Due anni fa, scrissi e parlai di un evento che, visto il clima che si stava creando e voleva essere creato, si sarebbe sviluppato in tempi brevi: fui preso per visionario, per pessimista.
Oggi è arrivata la conferma dei miei timori.
La Federmeccanica a partire dal 1 gennaio 2012 ha deciso il recesso del contratto nazionale del 20 gennaio 2008, allo scopo di garantire la migliore tutela delle aziende.
La rottura del contratto significa perdita delle tutele dei lavoratori, far sì che le imprese siano libere di dettare le condizioni che preferiscono; il lavoratore perde potere contrattuale e dignità. Se vuole lavorare deve accettare qualsiasi cosa.
Il sogno degli industriali: libertà assoluta, nessun vincolo da rispettare, poter tornare a fare i padroni com’era ai tempi della rivoluzione industriale.
L’incubo dei lavoratori: il ritorno della schiavitù.
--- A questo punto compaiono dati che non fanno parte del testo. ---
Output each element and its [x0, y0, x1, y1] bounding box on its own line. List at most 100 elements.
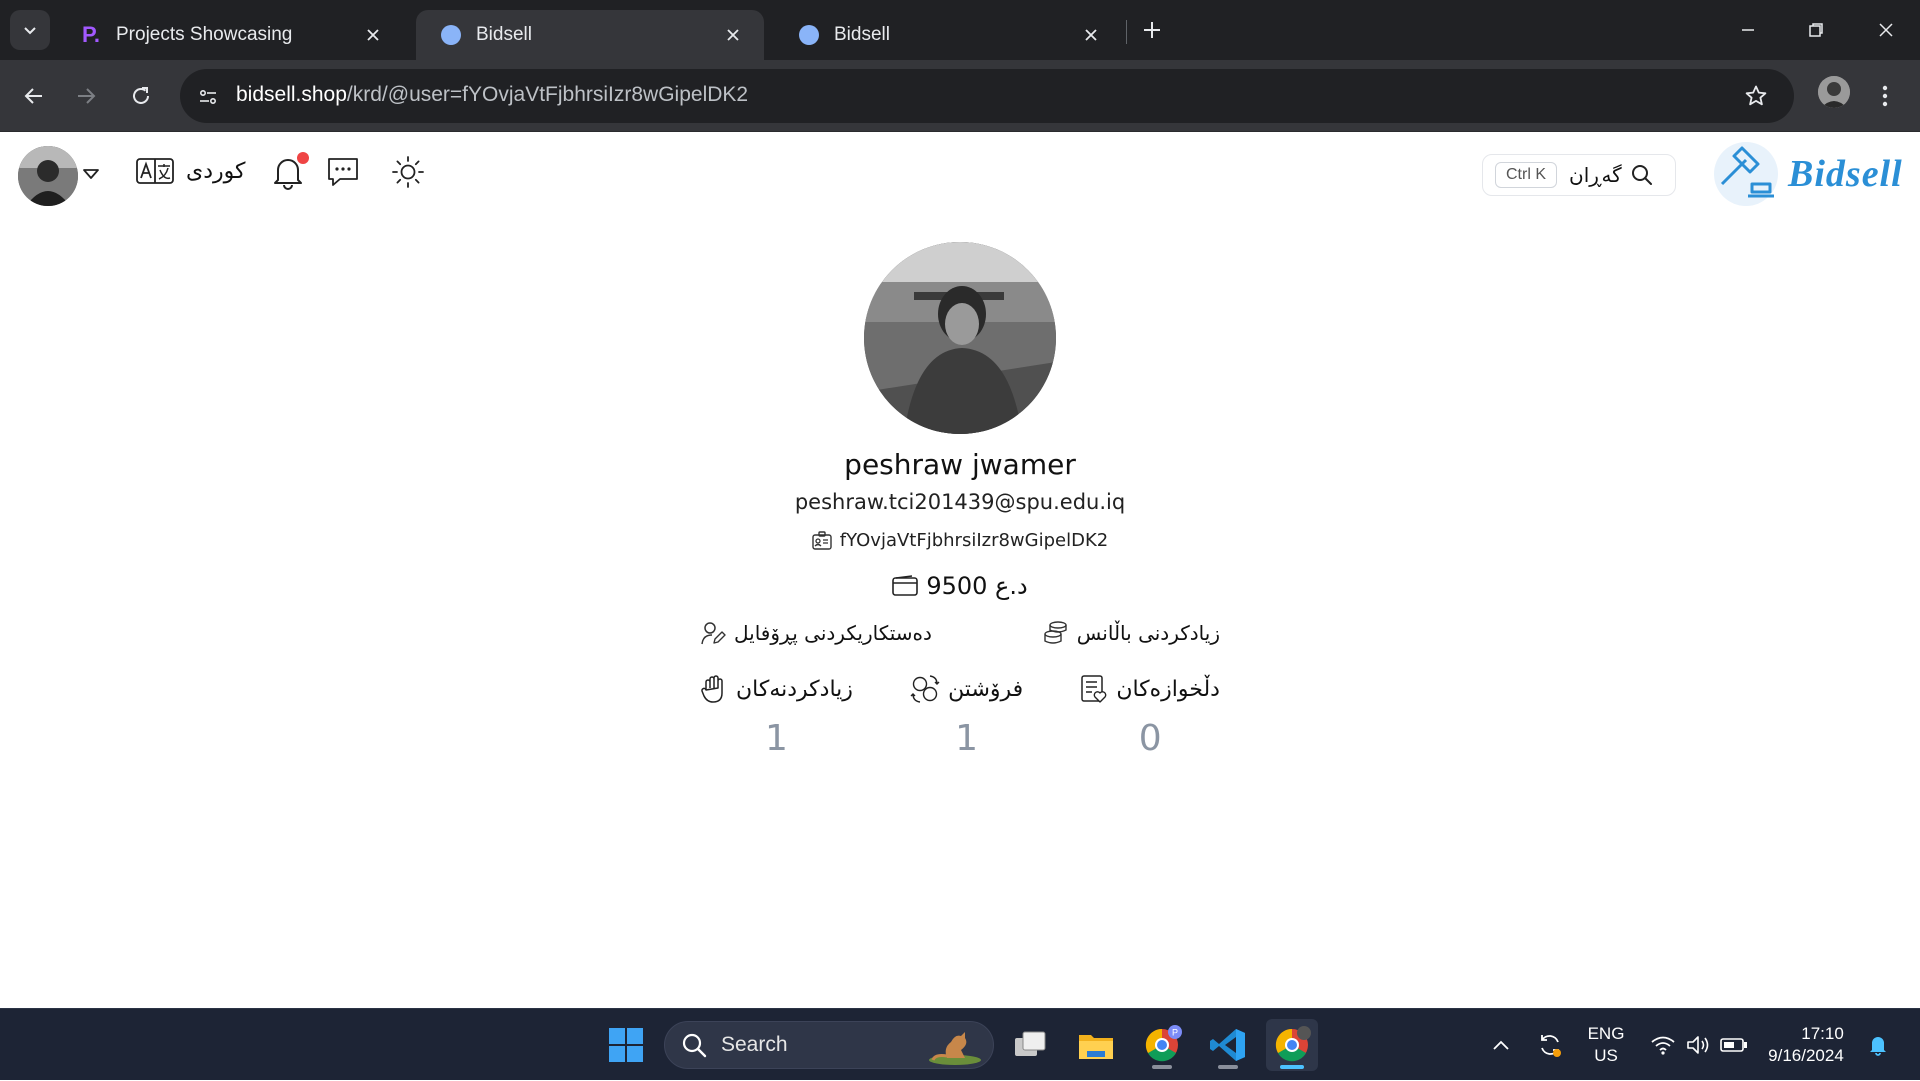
browser-toolbar: bidsell.shop/krd/@user=fYOvjaVtFjbhrsiIz…: [0, 60, 1920, 132]
address-bar[interactable]: bidsell.shop/krd/@user=fYOvjaVtFjbhrsiIz…: [180, 69, 1794, 123]
search-label: گەڕان: [1569, 163, 1622, 187]
stat-sales[interactable]: فرۆشتن 1: [910, 674, 1023, 759]
browser-profile-avatar[interactable]: [1818, 76, 1850, 108]
shortcut-badge: Ctrl K: [1495, 162, 1557, 188]
close-tab-icon[interactable]: [722, 24, 744, 46]
restore-button[interactable]: [1782, 0, 1850, 60]
url-text[interactable]: bidsell.shop/krd/@user=fYOvjaVtFjbhrsiIz…: [236, 83, 748, 107]
task-view-button[interactable]: [1004, 1019, 1056, 1071]
notification-dot: [297, 152, 309, 164]
plus-icon: [1144, 22, 1160, 38]
close-tab-icon[interactable]: [362, 24, 384, 46]
chrome-profile-p-button[interactable]: P: [1136, 1019, 1188, 1071]
logo-text: Bidsell: [1788, 153, 1903, 195]
search-icon: [1631, 165, 1652, 185]
forward-button[interactable]: [66, 76, 106, 116]
minimize-icon: [1742, 29, 1754, 31]
tab-title: Bidsell: [834, 24, 890, 45]
language-line-1: ENG: [1587, 1024, 1625, 1043]
close-icon: [1879, 23, 1893, 37]
start-button[interactable]: [600, 1019, 652, 1071]
running-indicator: [1152, 1065, 1172, 1069]
stat-bids[interactable]: زیادکردنەکان 1: [700, 674, 853, 759]
tab-divider: [1126, 20, 1127, 44]
caret-down-icon[interactable]: [82, 168, 100, 180]
user-id-row: fYOvjaVtFjbhrsiIzr8wGipelDK2: [0, 530, 1920, 551]
profile-email: peshraw.tci201439@spu.edu.iq: [794, 490, 1126, 514]
edit-profile-label: دەستکاریکردنی پڕۆفایل: [734, 621, 932, 645]
bell-icon: [1870, 1037, 1886, 1056]
reload-button[interactable]: [121, 76, 161, 116]
page-content: کوردی Ctrl K گەڕان Bidsell peshraw jwame…: [0, 132, 1920, 1008]
kebab-menu-icon: [1882, 85, 1888, 107]
hand-icon: [701, 675, 723, 703]
browser-tab-bar: P. Projects Showcasing Bidsell Bidsell: [0, 0, 1920, 60]
bookmark-star-icon[interactable]: [1742, 82, 1770, 110]
profile-stats: زیادکردنەکان 1 فرۆشتن 1 دڵخوازەکان 0: [700, 674, 1220, 759]
favorites-list-icon: [1081, 675, 1107, 703]
search-button[interactable]: Ctrl K گەڕان: [1482, 154, 1676, 196]
taskbar-search[interactable]: Search: [664, 1021, 994, 1069]
tab-bidsell[interactable]: Bidsell: [774, 10, 1122, 60]
running-indicator: [1280, 1065, 1304, 1069]
tab-projects-showcasing[interactable]: P. Projects Showcasing: [56, 10, 404, 60]
user-avatar[interactable]: [18, 146, 78, 206]
show-hidden-icons-button[interactable]: [1484, 1009, 1518, 1081]
running-indicator: [1218, 1065, 1238, 1069]
id-card-icon: [812, 530, 832, 550]
notifications-button[interactable]: [1862, 1009, 1894, 1081]
language-line-2: US: [1594, 1046, 1618, 1065]
sync-icon: [1541, 1035, 1561, 1057]
sync-status-button[interactable]: [1530, 1009, 1570, 1081]
bidsell-logo[interactable]: Bidsell: [1712, 140, 1903, 208]
stat-label: زیادکردنەکان: [736, 676, 853, 702]
user-id: fYOvjaVtFjbhrsiIzr8wGipelDK2: [839, 530, 1109, 551]
tab-bidsell-active[interactable]: Bidsell: [416, 10, 764, 60]
quick-settings-button[interactable]: [1646, 1009, 1752, 1081]
restore-icon: [1809, 23, 1823, 37]
clock-button[interactable]: 17:10 9/16/2024: [1756, 1009, 1856, 1081]
chrome-active-button[interactable]: [1266, 1019, 1318, 1071]
url-host: bidsell.shop: [236, 83, 347, 106]
chrome-icon: [1275, 1026, 1311, 1062]
add-balance-button[interactable]: زیادکردنی باڵانس: [1043, 620, 1220, 646]
input-language-button[interactable]: ENG US: [1578, 1009, 1634, 1081]
clock-time: 17:10: [1801, 1024, 1844, 1043]
balance-amount: 9500 د.ع: [926, 572, 1028, 600]
tab-title: Projects Showcasing: [116, 24, 293, 45]
stat-favorites[interactable]: دڵخوازەکان 0: [1080, 674, 1220, 759]
close-window-button[interactable]: [1852, 0, 1920, 60]
stat-value: 0: [1138, 718, 1162, 759]
stat-label: فرۆشتن: [948, 676, 1024, 702]
tab-search-button[interactable]: [10, 10, 50, 50]
vscode-icon: [1210, 1029, 1245, 1061]
back-button[interactable]: [14, 76, 54, 116]
url-path: /krd/@user=fYOvjaVtFjbhrsiIzr8wGipelDK2: [346, 83, 749, 106]
site-info-icon[interactable]: [194, 83, 222, 111]
chrome-icon: P: [1145, 1025, 1182, 1062]
edit-profile-button[interactable]: دەستکاریکردنی پڕۆفایل: [700, 620, 932, 646]
profile-name: peshraw jwamer: [844, 448, 1076, 481]
minimize-button[interactable]: [1714, 0, 1782, 60]
arrow-left-icon: [24, 88, 42, 104]
vscode-button[interactable]: [1202, 1019, 1254, 1071]
stat-label: دڵخوازەکان: [1116, 676, 1220, 702]
clock-date: 9/16/2024: [1768, 1046, 1844, 1065]
translate-icon: [136, 158, 174, 184]
profile-actions: دەستکاریکردنی پڕۆفایل زیادکردنی باڵانس: [700, 620, 1220, 646]
bidsell-icon: [440, 24, 462, 46]
close-tab-icon[interactable]: [1080, 24, 1102, 46]
add-balance-label: زیادکردنی باڵانس: [1076, 621, 1220, 645]
file-explorer-button[interactable]: [1070, 1019, 1122, 1071]
svg-text:P: P: [1172, 1028, 1178, 1038]
battery-icon: [1720, 1038, 1747, 1052]
language-label: کوردی: [186, 158, 246, 184]
windows-logo-icon: [609, 1028, 643, 1062]
chat-icon[interactable]: [326, 156, 360, 188]
new-tab-button[interactable]: [1136, 14, 1168, 46]
browser-menu-button[interactable]: [1870, 76, 1900, 116]
volume-icon: [1687, 1036, 1709, 1054]
language-switcher[interactable]: کوردی: [136, 158, 245, 184]
wifi-icon: [1651, 1036, 1675, 1055]
sun-icon[interactable]: [390, 154, 426, 190]
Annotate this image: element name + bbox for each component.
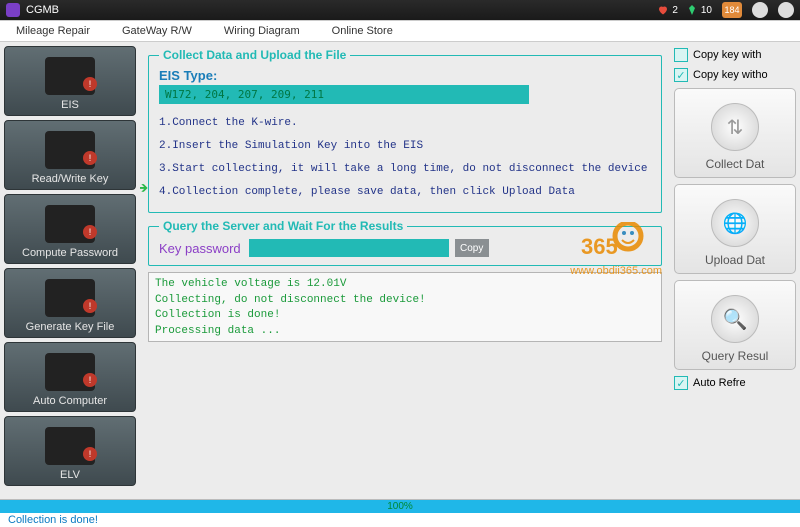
menu-mileage-repair[interactable]: Mileage Repair — [0, 25, 106, 37]
sidebar-item-label: Read/Write Key — [32, 173, 109, 185]
log-line: Collecting, do not disconnect the device… — [155, 293, 655, 308]
sidebar-item-eis[interactable]: ! EIS — [4, 46, 136, 116]
button-label: Upload Dat — [705, 253, 765, 267]
globe-icon: 🌐 — [711, 199, 759, 247]
button-label: Query Resul — [702, 349, 769, 363]
notification-badge-icon: ! — [83, 77, 97, 91]
menu-online-store[interactable]: Online Store — [316, 25, 409, 37]
checkbox-icon — [674, 48, 688, 62]
heart-icon — [657, 4, 669, 16]
app-title: CGMB — [26, 4, 59, 16]
sidebar-item-read-write-key[interactable]: ! Read/Write Key — [4, 120, 136, 190]
sidebar-item-label: EIS — [61, 99, 79, 111]
diamonds-count: 10 — [701, 5, 712, 16]
eis-type-label: EIS Type: — [159, 68, 651, 83]
checkbox-checked-icon: ✓ — [674, 68, 688, 82]
notification-badge-icon: ! — [83, 373, 97, 387]
collect-data-panel: Collect Data and Upload the File ➔ EIS T… — [148, 48, 662, 213]
settings-icon[interactable] — [778, 2, 794, 18]
app-body: ! EIS ! Read/Write Key ! Compute Passwor… — [0, 42, 800, 499]
copy-key-with-option[interactable]: Copy key with — [674, 48, 796, 62]
sidebar: ! EIS ! Read/Write Key ! Compute Passwor… — [0, 42, 140, 499]
status-text: Collection is done! — [8, 514, 98, 526]
instruction-line: 2.Insert the Simulation Key into the EIS — [159, 135, 651, 158]
usb-icon: ⇅ — [711, 103, 759, 151]
menu-gateway-rw[interactable]: GateWay R/W — [106, 25, 208, 37]
sidebar-item-compute-password[interactable]: ! Compute Password — [4, 194, 136, 264]
hearts-stat: 2 — [657, 4, 678, 16]
sidebar-item-generate-key-file[interactable]: ! Generate Key File — [4, 268, 136, 338]
status-bar: Collection is done! — [0, 513, 800, 527]
progress-label: 100% — [0, 500, 800, 514]
eis-type-value: W172, 204, 207, 209, 211 — [159, 85, 529, 104]
instruction-line: 4.Collection complete, please save data,… — [159, 181, 651, 204]
upload-data-button[interactable]: 🌐 Upload Dat — [674, 184, 796, 274]
instructions: 1.Connect the K-wire. 2.Insert the Simul… — [159, 112, 651, 204]
timer-icon[interactable] — [752, 2, 768, 18]
sidebar-item-label: Generate Key File — [26, 321, 115, 333]
log-line: Processing data ... — [155, 324, 655, 339]
sidebar-item-label: Compute Password — [22, 247, 118, 259]
diamonds-stat: 10 — [686, 4, 712, 16]
button-label: Collect Dat — [706, 157, 765, 171]
log-console: The vehicle voltage is 12.01V Collecting… — [148, 272, 662, 342]
option-label: Copy key witho — [693, 69, 768, 81]
sidebar-item-label: ELV — [60, 469, 80, 481]
key-password-input[interactable] — [249, 239, 449, 257]
query-result-button[interactable]: 🔍 Query Resul — [674, 280, 796, 370]
query-server-legend: Query the Server and Wait For the Result… — [159, 219, 407, 233]
main-panel: Collect Data and Upload the File ➔ EIS T… — [140, 42, 670, 499]
instruction-line: 3.Start collecting, it will take a long … — [159, 158, 651, 181]
option-label: Copy key with — [693, 49, 761, 61]
collect-data-legend: Collect Data and Upload the File — [159, 48, 350, 62]
query-server-panel: Query the Server and Wait For the Result… — [148, 219, 662, 266]
notification-badge-icon: ! — [83, 299, 97, 313]
progress-bar: 100% — [0, 499, 800, 513]
menu-bar: Mileage Repair GateWay R/W Wiring Diagra… — [0, 20, 800, 42]
hearts-count: 2 — [672, 5, 678, 16]
title-bar: CGMB 2 10 184 — [0, 0, 800, 20]
key-password-label: Key password — [159, 241, 241, 256]
sidebar-item-label: Auto Computer — [33, 395, 107, 407]
sidebar-item-auto-computer[interactable]: ! Auto Computer — [4, 342, 136, 412]
diamond-icon — [686, 4, 698, 16]
instruction-line: 1.Connect the K-wire. — [159, 112, 651, 135]
auto-refresh-option[interactable]: ✓ Auto Refre — [674, 376, 796, 390]
log-line: Collection is done! — [155, 308, 655, 323]
notification-badge-icon: ! — [83, 225, 97, 239]
notification-badge-icon: ! — [83, 151, 97, 165]
copy-key-without-option[interactable]: ✓ Copy key witho — [674, 68, 796, 82]
app-logo-icon — [6, 3, 20, 17]
option-label: Auto Refre — [693, 377, 746, 389]
menu-wiring-diagram[interactable]: Wiring Diagram — [208, 25, 316, 37]
search-icon: 🔍 — [711, 295, 759, 343]
log-line: The vehicle voltage is 12.01V — [155, 277, 655, 292]
sidebar-item-elv[interactable]: ! ELV — [4, 416, 136, 486]
notification-badge-icon: ! — [83, 447, 97, 461]
right-panel: Copy key with ✓ Copy key witho ⇅ Collect… — [670, 42, 800, 499]
arrow-icon: ➔ — [140, 178, 148, 198]
collect-data-button[interactable]: ⇅ Collect Dat — [674, 88, 796, 178]
checkbox-checked-icon: ✓ — [674, 376, 688, 390]
copy-button[interactable]: Copy — [455, 239, 489, 257]
calendar-badge[interactable]: 184 — [722, 2, 742, 18]
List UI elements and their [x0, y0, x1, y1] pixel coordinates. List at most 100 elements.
Non si è più liberi, non si ha più dignità: solo carne da macello, da spremere e sfruttare.
I segnali c’erano da tempo, ma pochi hanno dato peso a quanto accadeva, troppo presi a parlare di calcio o polemiche su nulla: queste non erano che manovre eversive per distogliere l’attenzione su quelle che realmente contava.
La Federmeccanica dice che la Fiat non ha fatto pressioni, ma quando uno afferma una cosa senza che gli venga chiesta, significa che le cose stanno nella maniera che si vuole negare.
La Fiat sta spingendo da tempo per poter togliere diritti e tutele ai lavoratori, aumentare l’orario di lavoro, abbassare i salari. Basta vedere quello che pretendeva Marchionne: l’assenso assoluto dei lavoratori al suo volere. Già che più del 60% lo abbia appoggiato è un fatto di estrema gravità: la gente non capisce che per lavorare non ci si può privare di dignità. La gente dice che questo è necessario per vivere.
No, questo non è vivere, questa non è vita. Il lavoro serve per sopravvivere, la vita non può ruotare attorno ad esso, non può essere privata di tutto in nome di una cosa che sta diventando schiavitù e oppressione.
Non è più tempo di subire, è tempo di prendere il destino della propria esistenza tra le mani e farsi responsabili, non permettere ad altri che decidano per il nostro peggio.
O si ferma adesso questo processo distruttivo o la rottura sarà difficilmente sanabile e per richiuderla occorrerà lottare duramente, come hanno fatto le generazioni che ci hanno preceduto, dalle quali non si è appreso nulla.